December 10, 2012
Researchers at the Michael E. DeBakey VA Medical Center (MEDVAMC) and Baylor College of Medicine are currently looking for returning combat Veterans with Post-Traumatic Stress Disorder (PTSD) who are interested in participating in a study testing a new medication in conjunction with exposure therapy.
The study focuses on the use of an anti-hypertension medication to determine if it reduces the effects of PTSD-related symptoms.
This double-blind study involves participants receiving either the study medication or a placebo, and gradually increasing the dose over time. The Veteran will then undergo exposure therapy, such as an Iraq/Afghanistan virtual reality computer simulation, to determine an optimal dosage. Healthcare providers are hoping the results of this experiment will not only reduce the effects of many PTSD related symptoms, but also try to prevent them.
“Under an extremely controlled situation, we can get a much better sense if the medication is working and under what specific dosage is needed in order for it to be more effective,” said Thomas F. Newton, M.D., a MEDVAMC staff physician in the Research Care Line and an associate professor at Baylor College of Medicine. “This is intended to be a more efficient way of quickly learning what we need to know.”
PTSD is a type of anxiety disorder that can be caused by any traumatic event such as war, a car accident, abuse, or a natural disaster. It affects the stress hormones and chemicals that carry information between the nerves (neurotransmitters). People who have these kinds of experiences sometimes begin to suffer flashbacks, bad memories or dreams, extreme irritability, trouble sleeping, along with other difficulties.
Not all victims of trauma suffer from PTSD, but those who do may begin to experience these symptoms immediately after the event, several months, or even years later. Since PTSD symptoms can be so disabling, potentially causing depression or even suicide, it is important that researchers develop effective PTSD treatments.
Treatment options currently available for PTSD are limited.
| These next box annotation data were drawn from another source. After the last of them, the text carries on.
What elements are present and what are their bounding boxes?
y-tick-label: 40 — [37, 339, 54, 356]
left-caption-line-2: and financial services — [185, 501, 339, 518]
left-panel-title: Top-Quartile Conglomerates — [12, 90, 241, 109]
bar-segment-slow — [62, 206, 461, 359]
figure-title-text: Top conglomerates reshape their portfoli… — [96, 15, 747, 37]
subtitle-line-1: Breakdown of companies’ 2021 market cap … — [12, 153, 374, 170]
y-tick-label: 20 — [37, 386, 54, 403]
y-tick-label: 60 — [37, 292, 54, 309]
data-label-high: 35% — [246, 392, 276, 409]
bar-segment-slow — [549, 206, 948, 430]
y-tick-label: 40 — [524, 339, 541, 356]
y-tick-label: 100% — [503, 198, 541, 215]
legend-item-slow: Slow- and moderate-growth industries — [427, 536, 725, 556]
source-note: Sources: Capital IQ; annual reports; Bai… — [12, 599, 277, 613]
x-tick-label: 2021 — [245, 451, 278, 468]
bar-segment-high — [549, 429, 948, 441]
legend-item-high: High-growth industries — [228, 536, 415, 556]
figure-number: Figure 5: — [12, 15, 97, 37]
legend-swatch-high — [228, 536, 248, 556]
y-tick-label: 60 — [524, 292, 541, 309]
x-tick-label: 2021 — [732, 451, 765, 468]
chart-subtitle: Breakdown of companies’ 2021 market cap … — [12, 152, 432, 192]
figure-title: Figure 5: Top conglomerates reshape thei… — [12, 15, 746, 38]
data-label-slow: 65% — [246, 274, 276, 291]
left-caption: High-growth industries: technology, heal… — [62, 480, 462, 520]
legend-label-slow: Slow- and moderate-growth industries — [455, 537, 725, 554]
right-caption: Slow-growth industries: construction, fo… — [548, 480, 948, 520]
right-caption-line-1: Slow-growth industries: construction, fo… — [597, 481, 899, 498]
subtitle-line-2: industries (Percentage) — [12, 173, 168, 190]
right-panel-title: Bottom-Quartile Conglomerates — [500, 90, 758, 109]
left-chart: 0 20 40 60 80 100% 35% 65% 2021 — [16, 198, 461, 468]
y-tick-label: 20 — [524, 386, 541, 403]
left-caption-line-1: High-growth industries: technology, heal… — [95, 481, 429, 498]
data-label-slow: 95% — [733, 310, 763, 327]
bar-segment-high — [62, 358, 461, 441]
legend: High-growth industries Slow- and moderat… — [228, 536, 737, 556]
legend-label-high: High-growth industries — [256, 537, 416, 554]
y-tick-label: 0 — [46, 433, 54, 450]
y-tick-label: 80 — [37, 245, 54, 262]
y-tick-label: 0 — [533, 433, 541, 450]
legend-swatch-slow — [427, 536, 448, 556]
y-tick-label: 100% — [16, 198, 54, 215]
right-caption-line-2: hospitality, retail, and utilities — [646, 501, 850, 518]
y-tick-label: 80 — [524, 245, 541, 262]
The most common and effective treatment involves a combination of talk therapy and psychotropic medications, such as anti-anxiety and antidepressant medications. Unfortunately, many patients suffering from PTSD symptoms do not respond well to antidepressant medication.
Over the years, researchers have studied PTSD to try to understand the underlying brain processes. It is believed symptoms may be caused by elevated levels of a Corticotropin-releasing hormone (CRH). CRH acts as a chemical messenger in the brain and controls the release of cortisol and other hormones named catecholamines. Cortisol is known as the "fight or flight" hormone. Research has shown higher levels of cortisol may actually hurt the brain and be linked to PTSD symptoms.
“The goal for this study is to determine if this new medicine is likely to be an effective form of treatment for PTSD,” said Newton. “If we determine that it is likely to be effective - because it does block the increased CRH levels from exposure to images that cause increased emotional arousal - we hope to conduct a much larger study in a clinic trial.”
Researchers are currently looking for returning combat Veterans who served between 1990 and 2011. If you are between the ages of 18 and 55 years, have experienced PTSD symptoms in the past month, and do not have any current substance abuse, you may be eligible for the study. The study lasts two weeks and is conducted at MEDVAMC and Baylor College of Medicine. It involves completing questionnaires, interviews, and computer assessments, Virtual Reality Exposure Therapy, and receiving medication (Doxazosin XL) or placebo (sugar pill) intended to reduce the severity of the symptoms of PTSD. Participants will receive compensation for their time.